Organizations, therefore, need a big-picture strategy that accommodates every jurisdiction where their customers are, ensuring compliance with everything from global to local privacy laws. A master data management (MDM) approach — a technology-enabled discipline in which business and IT work together to ensure the uniformity, accuracy, stewardship, semantic consistency and accountability of the enterprise’s official shared master data assets — can help ensure that these needs are met by connecting all internal, external, and third-party data.

MDM brings customer data together to create a single, unique profile with a universal ID for each individual. This ID works across applications, establishing a consistent user experience, detecting fraud, and streamlining compliance. Modern MDM technology builds the foundation for all consumer engagements — across web browsers, mobile apps, e-commerce stores, email hosts, digital ads, contact centers, and beyond.

 

Tomorrow’s Data Privacy and Security Challenges

Since data privacy and security rules are only tightening, wise organizations must prepare for upcoming changes and challenges. This is the moment to strategically invest in data, ensuring it’s generating business value while meeting foreseeable compliance and information security standards. Put another way, companies without clean, connected data are taking a big risk.

Looking ahead, organizations must plan for data privacy and consent management, as well as fraud detection. This means improving the protection of sensitive data, updating old systems, creating a holistic view of customers, and minimizing fraud response delays. 

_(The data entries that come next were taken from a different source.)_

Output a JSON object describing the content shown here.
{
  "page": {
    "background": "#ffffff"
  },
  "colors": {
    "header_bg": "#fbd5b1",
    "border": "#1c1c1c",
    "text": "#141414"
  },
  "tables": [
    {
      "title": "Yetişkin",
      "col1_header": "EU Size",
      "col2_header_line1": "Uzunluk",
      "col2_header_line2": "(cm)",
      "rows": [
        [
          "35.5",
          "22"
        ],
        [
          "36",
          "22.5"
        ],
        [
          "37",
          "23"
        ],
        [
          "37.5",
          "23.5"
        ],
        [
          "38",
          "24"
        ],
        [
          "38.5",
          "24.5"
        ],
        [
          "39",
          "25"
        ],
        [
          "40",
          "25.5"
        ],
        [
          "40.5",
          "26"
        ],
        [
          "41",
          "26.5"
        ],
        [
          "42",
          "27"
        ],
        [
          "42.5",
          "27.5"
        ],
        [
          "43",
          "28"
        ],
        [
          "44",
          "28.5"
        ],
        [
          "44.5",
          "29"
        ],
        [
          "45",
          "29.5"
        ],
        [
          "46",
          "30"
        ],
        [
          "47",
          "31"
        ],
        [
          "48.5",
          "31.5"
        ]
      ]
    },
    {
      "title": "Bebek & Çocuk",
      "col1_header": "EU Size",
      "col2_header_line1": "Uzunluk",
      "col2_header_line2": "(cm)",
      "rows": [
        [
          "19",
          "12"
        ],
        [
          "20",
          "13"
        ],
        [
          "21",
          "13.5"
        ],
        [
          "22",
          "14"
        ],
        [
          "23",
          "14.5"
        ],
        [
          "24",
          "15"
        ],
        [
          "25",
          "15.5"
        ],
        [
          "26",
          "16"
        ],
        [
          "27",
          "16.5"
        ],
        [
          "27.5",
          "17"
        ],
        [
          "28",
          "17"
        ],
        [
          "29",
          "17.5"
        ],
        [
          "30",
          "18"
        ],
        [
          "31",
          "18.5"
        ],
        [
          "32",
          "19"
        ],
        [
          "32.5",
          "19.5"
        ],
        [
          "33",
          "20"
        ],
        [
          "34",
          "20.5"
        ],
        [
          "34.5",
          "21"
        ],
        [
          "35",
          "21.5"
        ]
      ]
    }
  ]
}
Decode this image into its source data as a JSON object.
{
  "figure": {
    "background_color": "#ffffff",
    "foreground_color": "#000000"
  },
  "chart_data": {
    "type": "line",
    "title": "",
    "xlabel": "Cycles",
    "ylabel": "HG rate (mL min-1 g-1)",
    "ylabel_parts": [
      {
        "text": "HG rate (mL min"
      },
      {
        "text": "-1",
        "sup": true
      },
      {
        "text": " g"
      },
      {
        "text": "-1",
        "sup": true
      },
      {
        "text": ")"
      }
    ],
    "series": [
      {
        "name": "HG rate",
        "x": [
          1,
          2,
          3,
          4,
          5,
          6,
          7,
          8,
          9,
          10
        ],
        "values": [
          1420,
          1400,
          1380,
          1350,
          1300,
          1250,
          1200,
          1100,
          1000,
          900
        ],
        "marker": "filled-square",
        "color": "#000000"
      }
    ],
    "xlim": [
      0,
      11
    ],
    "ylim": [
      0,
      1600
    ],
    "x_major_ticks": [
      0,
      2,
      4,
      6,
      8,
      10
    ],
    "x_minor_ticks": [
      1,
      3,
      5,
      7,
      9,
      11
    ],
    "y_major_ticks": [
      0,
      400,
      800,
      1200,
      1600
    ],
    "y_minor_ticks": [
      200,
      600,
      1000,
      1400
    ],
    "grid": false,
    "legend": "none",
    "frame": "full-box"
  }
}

Risk management practices can go beyond ensuring compliance with data privacy and financial regulations, reducing fraud and losses from claims. That said, risk management practices all depend on access to comprehensive, reliable, and insight-ready data. 

The following five actions will enable organizations to better manage their data:

  1. Conduct a data risk assessment. A Gartner survey blamed poor data quality for an average of $15 million in annual losses per company. Datanami’s survey of 500 data professionals revealed that 77% have data quality issues, and almost all said those issues are impacting company performance, including reduced understanding between teams. Less than half said they have high trust in their company’s data; 13% said they have low trust in that data.
  2. Consider accuracy, completeness, and time when building out a data collection and implementation. Absent any one of these traits, data cannot enable products or services to be quickly improved for clients. 
  3. Collaborate with MDM experts. Choose third-party or in-house experts to improve data collection and enhance implementation of data trends, incorporating key indicators to reduce fraud and improve risk monitoring. 
  4. Connect the customer experience with MDM. The siloed nature of customer data potentially reduces revenue and leads to increased churn. Enterprises that identify customers in real time and assign them a single, universal profile can create clean, consistent experiences that satisfy customers across all touch points.
  5. Evolve through cross-referencing data. Improve visibility into potential threats and fraud activities and continuously learn from findings.

Companies now spend billions of dollars on digital transformation to stay competitive, including improving information security and regulatory compliance. Success will ultimately be measured in three ways: eliminated security risks, improved data quality, and reduced business costs.